Click on the Cloud scope to move down to the next level in the scope tree.

Create a new Scope under the Cloud scope.

Name the new scope Region, and enter the query *orchestrator_Region = us-east-1.

Click on the Region scope to navigate to the next level in the scope tree.

Create a new scope under the Region scope. We will create three scopes under the Region.

Name the first scope under the Region nopCommerce, and set the query to *orchestrator_AppName = nopCommerce. This query will match the Windows app servers.

Create another scope under the Region scope.

Name the scope OpenCart, and enter the query *orchestrator_AppName = OpenCart.

Create another scope under the Region scope.

Enter Common Apps for the name and enter the query *orchestrator_AppGroup = Common. This will match the Windows Active Directory and Ansible servers.

Click Commit Scope Updates to approve the new scopes and have the new scope structure take affect.

After a few minutes, the warning icon that indicates scopes have not been committed will disappear.

You may have to refresh your screen a few times.

Now we will verify that the queries match the workloads in the lab environment. Click on the query orchestrator_AppGroup = Common.

Here you should see listed the Active Directory server as well as CentOS machine which is the Ansible server. Cross check the IP addressing against your pod information. Click the back button on the browser to return to the previous screen.

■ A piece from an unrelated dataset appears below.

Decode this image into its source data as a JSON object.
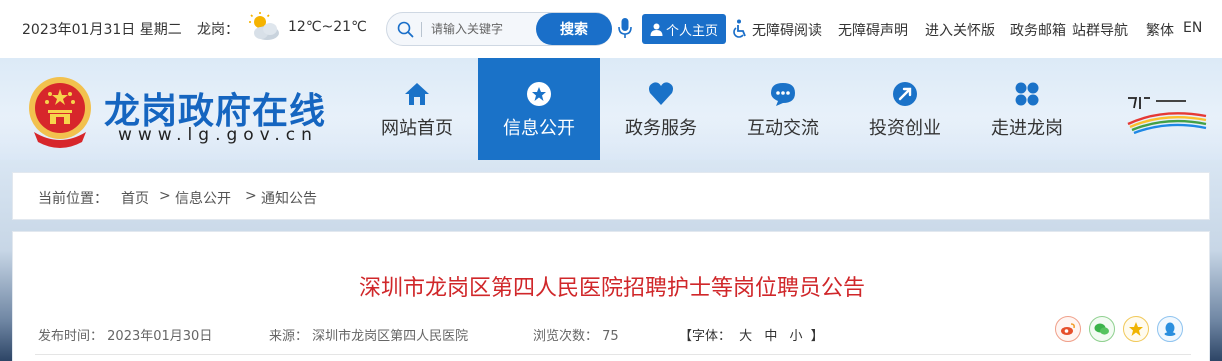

Click on the query *orchestrator_AppName = nopCommerce.

Here we should see the IIS and MSSqlServer Windows servers that make up the nopCommerce application. Click back in the browser to return to the previous screen.

Click on the *orchestrator_AppName = OpenCart query.

The workloads listed here are the Linux machines running Apache and MySQL that make up the OpenCart web application.

You have reached the end of this module.